As secondary exam tables in England were published with value-added scores for the first time last week, the Executive’s stance drew a critical response from Brian Wilson, the former education minister. “I find it pretty shocking that crude league tables continue in Scotland and nothing else,” he told The TES Scotland.

Mr Wilson, the UK Energy Minister, called for the work undertaken by the action group on school standards which he chaired in 1997-98 to be developed quickly, a move supported by the Educational Institute of Scotland and the Association of Directors of Education.

He revealed that he would have axed league tables as soon as Labour came into office in 1997 but said “the best deal that I could strike was that they would be phased out while value added was being phased in”.

In January 1998, Mr Wilson set up a joint steering committee of his own department and the education authorities to work on value-added approaches but nothing appears to have emerged publicly from its deliberations.

The publication of value-added scores in England means that Scotland risks being left behind in the analysis of school performance- although work in this area started in 1992. The other home countries have now caught up and are moving towards value-added measures of pupil progress, away from reliance on “raw” exam results.

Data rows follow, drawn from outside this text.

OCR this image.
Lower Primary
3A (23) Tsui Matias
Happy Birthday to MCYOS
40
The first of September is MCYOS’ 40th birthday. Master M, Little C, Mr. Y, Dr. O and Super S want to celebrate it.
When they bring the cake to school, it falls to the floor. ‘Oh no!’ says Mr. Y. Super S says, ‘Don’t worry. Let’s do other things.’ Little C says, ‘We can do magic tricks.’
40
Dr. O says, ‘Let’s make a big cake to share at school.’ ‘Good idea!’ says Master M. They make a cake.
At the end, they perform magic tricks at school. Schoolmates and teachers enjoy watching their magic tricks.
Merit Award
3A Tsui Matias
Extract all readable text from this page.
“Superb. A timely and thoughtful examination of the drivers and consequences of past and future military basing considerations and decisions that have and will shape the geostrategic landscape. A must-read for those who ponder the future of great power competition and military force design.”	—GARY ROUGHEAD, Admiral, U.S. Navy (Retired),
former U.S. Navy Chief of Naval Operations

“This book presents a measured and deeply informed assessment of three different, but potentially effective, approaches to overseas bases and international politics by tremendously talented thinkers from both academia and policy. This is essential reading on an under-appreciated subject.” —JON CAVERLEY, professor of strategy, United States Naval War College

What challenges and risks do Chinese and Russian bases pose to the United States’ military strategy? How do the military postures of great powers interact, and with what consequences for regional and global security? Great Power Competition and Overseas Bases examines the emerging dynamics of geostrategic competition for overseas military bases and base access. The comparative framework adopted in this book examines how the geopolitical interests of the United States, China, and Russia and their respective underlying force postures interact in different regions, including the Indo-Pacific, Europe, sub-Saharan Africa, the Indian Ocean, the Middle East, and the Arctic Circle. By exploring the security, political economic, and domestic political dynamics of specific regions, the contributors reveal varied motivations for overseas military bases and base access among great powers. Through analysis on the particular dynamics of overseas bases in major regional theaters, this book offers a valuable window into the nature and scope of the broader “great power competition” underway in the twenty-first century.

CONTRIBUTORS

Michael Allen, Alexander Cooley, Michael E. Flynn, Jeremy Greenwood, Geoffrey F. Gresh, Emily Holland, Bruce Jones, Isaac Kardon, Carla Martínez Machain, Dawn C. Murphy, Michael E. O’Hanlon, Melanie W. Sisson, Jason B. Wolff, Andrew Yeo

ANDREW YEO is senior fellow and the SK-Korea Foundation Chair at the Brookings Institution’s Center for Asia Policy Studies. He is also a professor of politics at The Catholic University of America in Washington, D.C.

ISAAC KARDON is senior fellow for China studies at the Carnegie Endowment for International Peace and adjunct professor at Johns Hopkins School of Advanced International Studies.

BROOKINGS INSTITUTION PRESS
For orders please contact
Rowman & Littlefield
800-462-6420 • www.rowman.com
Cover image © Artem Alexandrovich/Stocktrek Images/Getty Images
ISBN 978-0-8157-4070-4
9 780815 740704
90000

Wales stopped publishing individual school results in July 2001 and began piloting a value-added model in secondary schools last year. Northern Ireland scrapped performance tables in January 2001.

In both cases, teachers and parents were consulted. Information on exam results will still be available to parents, but directly from schools not via nationally published tables.

In England, primary school scores to be published in the autumn will show the progress pupils have made between the ages of seven and 11.

But the Executive currently has no plans to scrap publication of raw exam results or to extend value-added work. Its education department sends schools what are known as STACS (standard tables and charts software).

These include value-added measures such as the predicted performance of pupils in Highers against their Standard grade results, thus providing a measure of how much schools have added between S4 and S5.

A spokesperson said: “This is not a published product, but is made available to schools and education authorities as a tool for self-evaluation purposes. “It includes a number of value-added measures but there are no plans to extend that work into published school level information. Its usefulness is at the individual school level, in allowing a school to look in a considered way at the performance of individual departments and of the school as a whole.”

The reliability of the STACS information to generate value-added tables nationally was questioned by Mike Doig, president of the Headteachers’

Association of Scotland. Mr Doig said it worked well at subject and department level but was not “robust enough” even at school level.

In his opinion, the performance of schools in delivering the various national priorities was a more positive way forward. “More reams of data on exams would simply reinforce the impression that schools are just about attainment and we are about much more than that,” Mr Doig said.

The only hope of any changes to the exam tables themselves appears to lie in the outcome of the ScotXed project (Scottish Exchange of Educational Data) which will collect census details on individual pupils for the first time.

This approach is currently being piloted and will allow the attainment of pupils to be related to other characteristics and to factors in their home areas.